GPU thrashing

I’m getting long (300ms) delays, and pstats tells me I have “graphics memory” thrashing.

My situation:

I have 8 (off-screen) GraphicsOutputs, bound to textures (using RTM_bind_or_copy). Lets just call these TexCs.
The final shader uses all 8 TexCs to make the final (on-screen) image.

However, I do not update the TexCs every frame. Sometimes 0, or 1 are updated, but sometimes all 8.
I use set_active(false) on a GraphicsOutput when I don’t want to render that texture in a frame.

To complicate things further, to generate each TexC there are 2 custom shaders that are run. I.e.
I have 8 TexAs which feed into 8 TexBs which feed into 8 TexCs. When I want to update one TexC, I set_active(true) on all the corresponding ones.
The reason I have 8 TexAs and TexBs is so that its possible to update all in a given frame if needed.

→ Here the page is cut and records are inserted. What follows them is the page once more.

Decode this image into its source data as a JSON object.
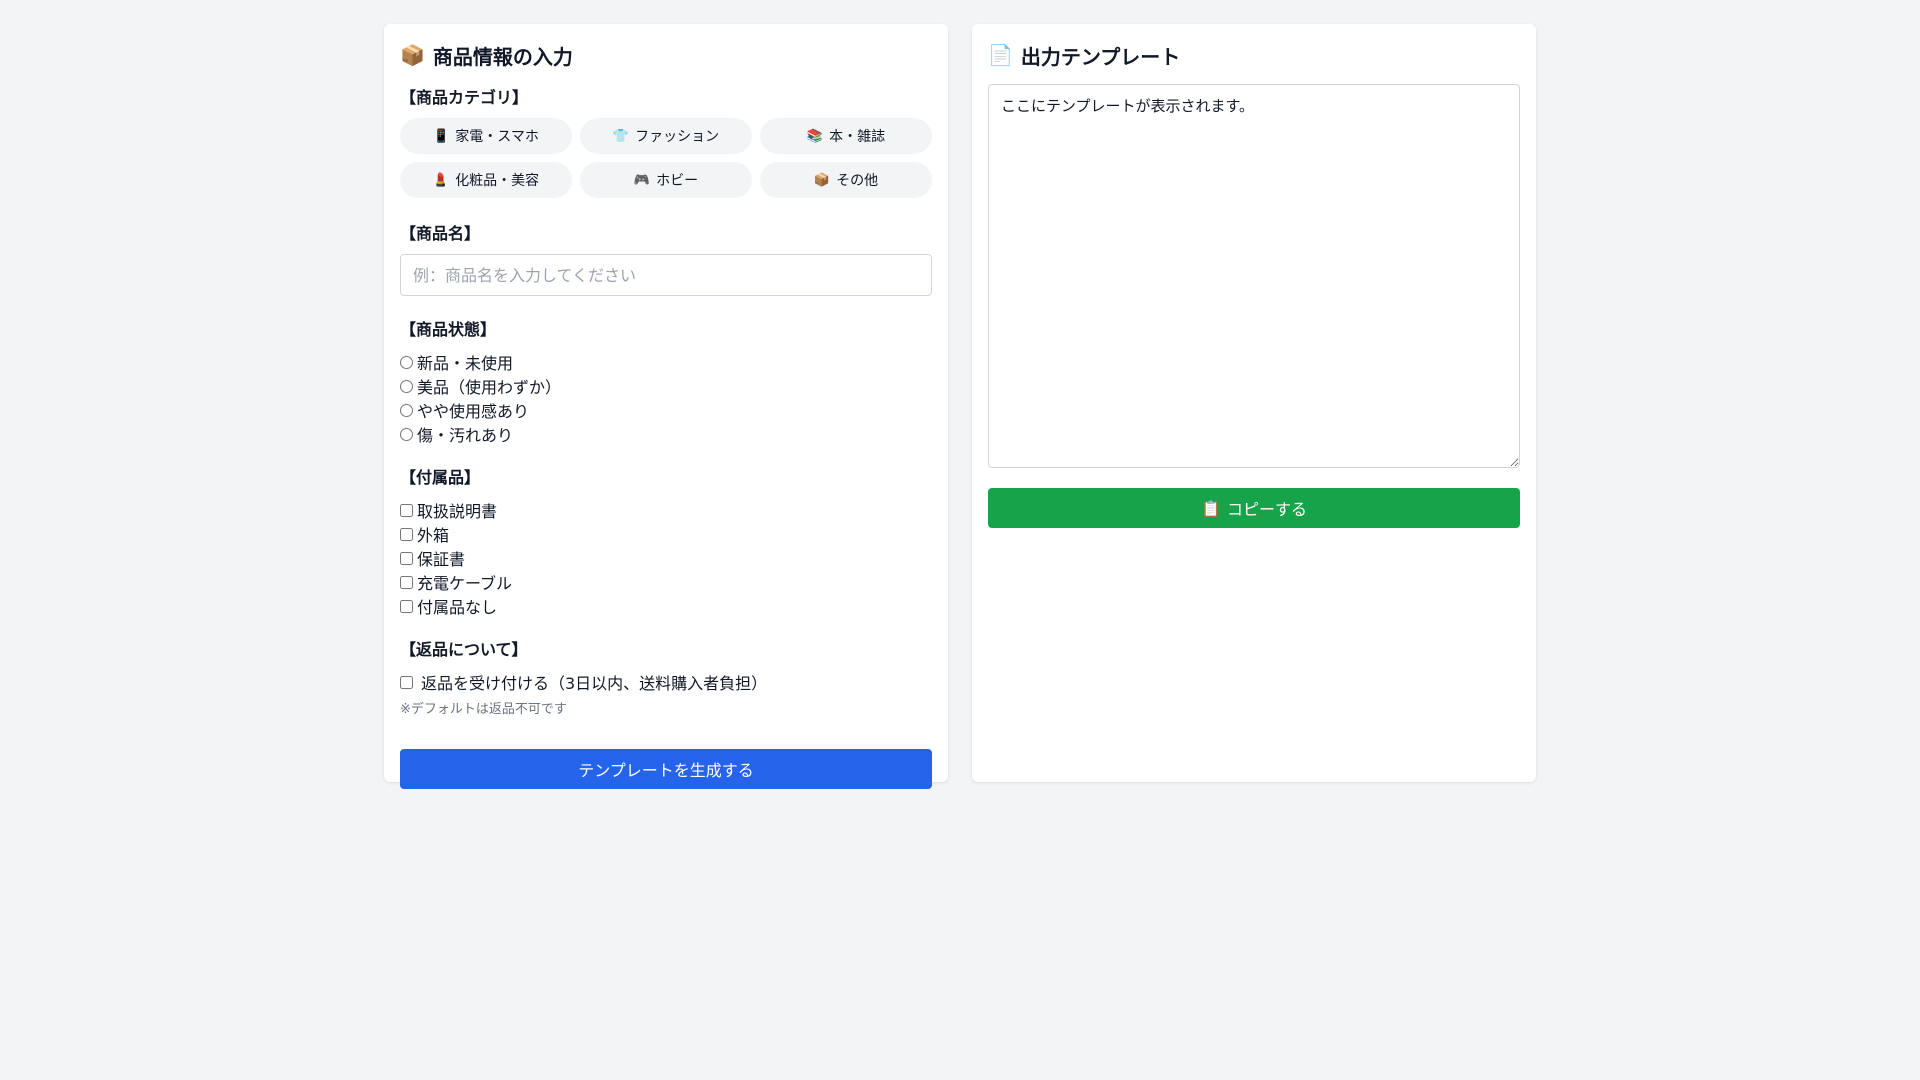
{
  "left": {
    "title_icon": "📦",
    "title": "商品情報の入力",
    "category": {
      "heading": "【商品カテゴリ】",
      "items": [
        {
          "icon": "📱",
          "label": "家電・スマホ"
        },
        {
          "icon": "👕",
          "label": "ファッション"
        },
        {
          "icon": "📚",
          "label": "本・雑誌"
        },
        {
          "icon": "💄",
          "label": "化粧品・美容"
        },
        {
          "icon": "🎮",
          "label": "ホビー"
        },
        {
          "icon": "📦",
          "label": "その他"
        }
      ]
    },
    "name": {
      "heading": "【商品名】",
      "placeholder": "例：商品名を入力してください",
      "value": ""
    },
    "condition": {
      "heading": "【商品状態】",
      "options": [
        "新品・未使用",
        "美品（使用わずか）",
        "やや使用感あり",
        "傷・汚れあり"
      ]
    },
    "accessories": {
      "heading": "【付属品】",
      "options": [
        "取扱説明書",
        "外箱",
        "保証書",
        "充電ケーブル",
        "付属品なし"
      ]
    },
    "returns": {
      "heading": "【返品について】",
      "option": "返品を受け付ける（3日以内、送料購入者負担）",
      "note": "※デフォルトは返品不可です"
    },
    "generate_label": "テンプレートを生成する"
  },
  "right": {
    "title_icon": "📄",
    "title": "出力テンプレート",
    "output_text": "ここにテンプレートが表示されます。",
    "copy_icon": "📋",
    "copy_label": "コピーする"
  },
  "colors": {
    "primary": "#2563eb",
    "success": "#16a34a",
    "background": "#f3f4f6"
  }
}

Note each one is 102410243 bytes

The problem:
These textures (around 75MB) should all fit in graphics memory right? [I have 256MB of on board graphics memory + more shared]
However pstats tells me that only 14MB is resident (active or inactive) and 12MB are nonresident.
When I try to enable more than 2 of my 8 update paths, I get “trashing”. The shader for TexC which usually takes around 2ms suddenly takes around 300ms.

Note: It’s using OpenGL on Windows in C++.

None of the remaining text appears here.